Il existe de nombreuses façons d'esquiver le bilan du communisme. La plus nette consiste à exonérer l'idéologie du crime, à prétendre que le communisme du XXe siècle n'a rien à voir avec le vrai communisme qui reste à construire au XXIe siècle. Les PC encore en exercice qui, comme leur nom l'indique, continuent le combat ne nient pas la catastrophe puisque d'après eux ce passé n'a rien à voir avec l'avenir qu'ils comptent bâtir. Cette posture est une affaire de survie pour eux, endosser l'héritage serait un suicide politique. Plus pervers sont ceux qui ne rejettent pas l'ampleur du crime, qui trouvent même nécessaires ces catastrophes, présentées comme des expériences ratées qui vont permettre d'éviter des erreurs similaires à l'avenir. Pour ceux-là, le matériel humain se réduit à des cobayes de laboratoire, victimes nécessaires à la recherche de la bonne voie qui va guérit le monde et ses inégalités, de ses injustices, la profession de foi de toujours du communisme. L'indifférence aux souffrances d'autrui, au nom d'un toujours hypothétique avenir radieux, propre à cette démarche intellectuelle, suffit à disqualifier ses partisans. Pour ses antépénultièmes utopistes, la réalité ne doit pas embarrasser le rêve égalitaire. Ils sont favorables à un retour à la case départ, à Marx et à son utopie originelle, ils bataillent pour démontrer que le philosophe n'est pour rien dans ce qui est arrivé, ce qui est en soi une lapalissade puisqu'on ne saurait le rendre coupable de faits postérieurs à ses élucubrations. Lapalissade sans doute, ponce-pilatisme sûrement : que les partis-Etats aient tous pratiqué la lutte des classes et la dictature du prolétariat, concepts marxistes par excellence, pour se livrer au "classicide", permet de penser que cette philosophie est bien l'une des causes de la catastrophe. Si le philosophe Marx n'est pas coupable, l'usage qui a été fait de sa philosophie par ses disciples l'est.

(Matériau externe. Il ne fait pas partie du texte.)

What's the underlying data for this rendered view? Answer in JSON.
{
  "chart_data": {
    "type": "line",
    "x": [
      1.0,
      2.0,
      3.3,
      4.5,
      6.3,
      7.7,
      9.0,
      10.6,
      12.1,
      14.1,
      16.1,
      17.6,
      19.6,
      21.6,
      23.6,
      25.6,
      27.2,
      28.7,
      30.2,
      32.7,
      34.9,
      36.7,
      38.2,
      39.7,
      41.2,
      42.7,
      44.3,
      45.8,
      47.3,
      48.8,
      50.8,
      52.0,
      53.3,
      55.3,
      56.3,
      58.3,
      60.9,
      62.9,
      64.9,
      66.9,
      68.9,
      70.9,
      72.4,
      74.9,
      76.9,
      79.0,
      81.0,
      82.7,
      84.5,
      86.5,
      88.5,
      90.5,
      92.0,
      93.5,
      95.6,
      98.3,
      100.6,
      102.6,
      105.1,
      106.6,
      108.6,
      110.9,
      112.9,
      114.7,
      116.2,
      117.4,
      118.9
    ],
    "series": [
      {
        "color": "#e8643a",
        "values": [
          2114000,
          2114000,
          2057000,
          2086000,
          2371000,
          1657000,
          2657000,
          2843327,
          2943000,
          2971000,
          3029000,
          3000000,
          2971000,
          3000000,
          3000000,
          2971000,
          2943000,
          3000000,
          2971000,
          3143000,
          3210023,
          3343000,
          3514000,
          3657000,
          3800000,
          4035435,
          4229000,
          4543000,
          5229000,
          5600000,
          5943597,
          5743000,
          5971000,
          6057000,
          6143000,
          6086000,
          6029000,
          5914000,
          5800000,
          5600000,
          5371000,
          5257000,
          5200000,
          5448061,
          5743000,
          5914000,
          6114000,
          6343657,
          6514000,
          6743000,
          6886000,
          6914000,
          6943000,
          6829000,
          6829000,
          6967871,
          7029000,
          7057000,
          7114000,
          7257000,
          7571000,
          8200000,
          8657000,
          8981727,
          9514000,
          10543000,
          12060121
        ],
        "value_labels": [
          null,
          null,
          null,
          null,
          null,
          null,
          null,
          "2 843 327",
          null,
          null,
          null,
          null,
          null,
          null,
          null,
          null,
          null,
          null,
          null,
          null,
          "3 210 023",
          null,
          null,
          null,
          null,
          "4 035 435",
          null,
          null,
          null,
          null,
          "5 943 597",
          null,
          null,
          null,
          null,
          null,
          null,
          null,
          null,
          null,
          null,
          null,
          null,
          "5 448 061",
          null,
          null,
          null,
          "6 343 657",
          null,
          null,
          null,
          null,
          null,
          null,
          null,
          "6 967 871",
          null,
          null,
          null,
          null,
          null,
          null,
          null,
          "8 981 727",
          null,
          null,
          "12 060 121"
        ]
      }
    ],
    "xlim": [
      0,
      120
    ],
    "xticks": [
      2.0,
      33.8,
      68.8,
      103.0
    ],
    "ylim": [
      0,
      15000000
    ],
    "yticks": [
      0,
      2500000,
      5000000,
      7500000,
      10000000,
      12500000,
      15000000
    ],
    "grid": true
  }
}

Les communistes qui n'ont pas exercé le pouvoir rejettent toute culpabilité. Ils n'ont jamais tué personne, il est vrai, faute probablement d'en avoir eu la possibilité.
(...) Il est des armes de l'esprit qui peuvent se révéler meurtrières aussi. Ces PC ne sont pas responsables des crimes commis derrière le Rideau de fer, c'est entendu, sauf d'avoir joint leurs voix au choeur de ceux qui réclamaient la mort pour les condamnés.
(...) Sans contrainte, l'appel au meurtre serait-il moins condamnable ?
Se décharger des crimes commis par d'autres est une manière de se défausser.